On dut se contenter des cuisses et ailes des volatiles pour le déjeuner de midi. En somme, rien d'étonnant à ce que ces survivants de la caravane du Portugais Urdax se sentissent fatigués de leur alimentation quotidienne. Toujours de la viande rôtie, bouillie ou grillée, toujours de l'eau claire, pas de fruits, pas de pain, pas de sel. Du poisson, et si insuffisamment accommodé! Il leur tardait d'arriver aux premiers établissements de l'Oubanghi, où toutes ces privations seraient vite oubliées, grâce à la généreuse hospitalité des missionnaires.

Ce jour-là, Khamis chercha vainement un emplacement favorable pour la halte. Les rives, hérissées de gigantesques roseaux, semblaient inabordables. Sur leur base, à demi détrempée, comment effectuer un débarquement? Le parcours y gagnait, d'ailleurs, puisque le radeau n'interrompit point sa marche.

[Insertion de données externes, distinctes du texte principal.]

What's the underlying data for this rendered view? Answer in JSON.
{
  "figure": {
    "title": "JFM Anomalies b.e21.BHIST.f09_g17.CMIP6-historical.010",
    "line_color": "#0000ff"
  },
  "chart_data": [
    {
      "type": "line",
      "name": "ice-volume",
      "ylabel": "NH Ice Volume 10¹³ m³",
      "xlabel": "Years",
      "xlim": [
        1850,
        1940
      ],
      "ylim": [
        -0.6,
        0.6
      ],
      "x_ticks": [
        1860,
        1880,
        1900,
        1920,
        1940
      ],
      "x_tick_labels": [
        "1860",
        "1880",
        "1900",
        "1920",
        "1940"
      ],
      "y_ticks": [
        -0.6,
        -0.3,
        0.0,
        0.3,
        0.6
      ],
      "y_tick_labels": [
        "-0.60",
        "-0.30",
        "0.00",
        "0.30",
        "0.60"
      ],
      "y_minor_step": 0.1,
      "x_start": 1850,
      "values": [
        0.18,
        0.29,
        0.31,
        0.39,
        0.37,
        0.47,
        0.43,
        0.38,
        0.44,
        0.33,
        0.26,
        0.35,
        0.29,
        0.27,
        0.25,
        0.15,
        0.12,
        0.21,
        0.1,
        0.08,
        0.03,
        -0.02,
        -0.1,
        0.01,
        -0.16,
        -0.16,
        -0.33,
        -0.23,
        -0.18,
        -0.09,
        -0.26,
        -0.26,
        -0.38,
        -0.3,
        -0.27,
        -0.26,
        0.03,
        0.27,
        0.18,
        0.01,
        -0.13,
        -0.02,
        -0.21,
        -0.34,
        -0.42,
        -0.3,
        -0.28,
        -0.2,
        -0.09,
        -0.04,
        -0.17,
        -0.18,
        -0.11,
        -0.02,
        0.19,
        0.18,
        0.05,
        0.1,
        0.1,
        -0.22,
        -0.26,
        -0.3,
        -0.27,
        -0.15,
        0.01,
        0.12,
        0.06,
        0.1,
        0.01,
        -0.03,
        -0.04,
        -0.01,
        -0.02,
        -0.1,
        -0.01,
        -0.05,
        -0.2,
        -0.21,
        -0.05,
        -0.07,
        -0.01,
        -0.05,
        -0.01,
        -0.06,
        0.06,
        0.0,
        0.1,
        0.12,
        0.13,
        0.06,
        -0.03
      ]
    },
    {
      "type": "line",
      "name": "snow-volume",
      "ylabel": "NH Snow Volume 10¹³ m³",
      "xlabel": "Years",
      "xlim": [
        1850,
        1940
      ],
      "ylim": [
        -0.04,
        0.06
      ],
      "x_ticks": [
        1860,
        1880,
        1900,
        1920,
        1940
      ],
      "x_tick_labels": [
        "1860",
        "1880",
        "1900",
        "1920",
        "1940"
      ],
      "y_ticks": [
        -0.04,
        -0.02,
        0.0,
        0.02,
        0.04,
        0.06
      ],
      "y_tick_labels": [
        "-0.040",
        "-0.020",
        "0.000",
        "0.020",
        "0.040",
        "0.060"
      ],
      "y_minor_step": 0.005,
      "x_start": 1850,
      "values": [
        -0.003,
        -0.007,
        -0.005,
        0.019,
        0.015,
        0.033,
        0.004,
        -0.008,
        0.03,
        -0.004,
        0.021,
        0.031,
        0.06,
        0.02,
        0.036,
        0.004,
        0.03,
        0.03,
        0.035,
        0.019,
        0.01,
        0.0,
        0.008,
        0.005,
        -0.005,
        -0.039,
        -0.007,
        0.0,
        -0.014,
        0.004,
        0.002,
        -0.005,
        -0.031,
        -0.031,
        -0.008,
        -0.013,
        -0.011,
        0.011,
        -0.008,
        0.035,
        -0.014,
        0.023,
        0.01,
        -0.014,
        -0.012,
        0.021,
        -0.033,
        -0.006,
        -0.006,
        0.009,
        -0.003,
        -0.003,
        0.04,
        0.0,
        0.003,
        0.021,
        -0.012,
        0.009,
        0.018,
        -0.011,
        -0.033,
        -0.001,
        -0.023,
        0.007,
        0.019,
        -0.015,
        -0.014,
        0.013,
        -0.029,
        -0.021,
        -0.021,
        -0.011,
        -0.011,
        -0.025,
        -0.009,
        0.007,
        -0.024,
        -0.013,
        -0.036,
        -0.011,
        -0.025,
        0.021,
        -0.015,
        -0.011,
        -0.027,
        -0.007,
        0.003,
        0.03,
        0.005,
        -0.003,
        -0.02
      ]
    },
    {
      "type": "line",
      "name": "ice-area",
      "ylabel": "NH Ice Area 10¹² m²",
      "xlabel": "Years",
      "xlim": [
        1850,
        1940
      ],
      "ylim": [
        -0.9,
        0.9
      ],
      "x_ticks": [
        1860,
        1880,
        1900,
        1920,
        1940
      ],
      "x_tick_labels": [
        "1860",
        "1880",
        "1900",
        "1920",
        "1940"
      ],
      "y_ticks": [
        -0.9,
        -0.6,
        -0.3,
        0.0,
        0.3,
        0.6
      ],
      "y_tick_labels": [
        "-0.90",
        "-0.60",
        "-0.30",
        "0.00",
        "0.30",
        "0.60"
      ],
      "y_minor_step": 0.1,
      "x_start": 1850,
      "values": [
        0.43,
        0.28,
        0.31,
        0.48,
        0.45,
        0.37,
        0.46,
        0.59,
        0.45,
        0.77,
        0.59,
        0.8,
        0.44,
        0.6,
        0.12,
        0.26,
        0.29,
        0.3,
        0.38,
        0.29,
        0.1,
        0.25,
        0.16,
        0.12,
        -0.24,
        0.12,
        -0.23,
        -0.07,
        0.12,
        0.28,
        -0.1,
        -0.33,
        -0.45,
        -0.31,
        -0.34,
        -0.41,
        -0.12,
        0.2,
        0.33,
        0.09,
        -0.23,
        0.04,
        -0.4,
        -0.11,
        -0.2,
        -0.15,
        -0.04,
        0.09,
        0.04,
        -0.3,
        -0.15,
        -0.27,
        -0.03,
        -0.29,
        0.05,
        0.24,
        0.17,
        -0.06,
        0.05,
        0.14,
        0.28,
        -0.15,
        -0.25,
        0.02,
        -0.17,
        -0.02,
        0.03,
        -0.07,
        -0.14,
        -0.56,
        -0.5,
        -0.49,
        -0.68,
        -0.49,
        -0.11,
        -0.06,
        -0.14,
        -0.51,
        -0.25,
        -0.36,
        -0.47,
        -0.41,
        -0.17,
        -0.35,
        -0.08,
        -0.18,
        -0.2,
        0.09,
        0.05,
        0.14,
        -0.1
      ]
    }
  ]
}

On navigua ainsi jusqu'à cinq heures. Entre temps, John Cort et Max Huber causaient des incidents du voyage. Ils s'en remémoraient les divers épisodes depuis le départ de Libreville, les chasses intéressantes et fructueuses dans les régions du haut Oubanghi, les grands abattages d'éléphants, les dangers de ces expéditions, dont ils s'étaient si bien tirés pendant deux mois, puis le retour opéré sans encombre jusqu'au tertre des tamarins, les feux mouvants, l'apparition du formidable troupeau de pachydermes, la caravane attaquée, les porteurs en fuite, le chef Urdax écrasé après la chute de l'arbre, la poursuite des éléphants arrêtée sur la lisière de la grande forêt…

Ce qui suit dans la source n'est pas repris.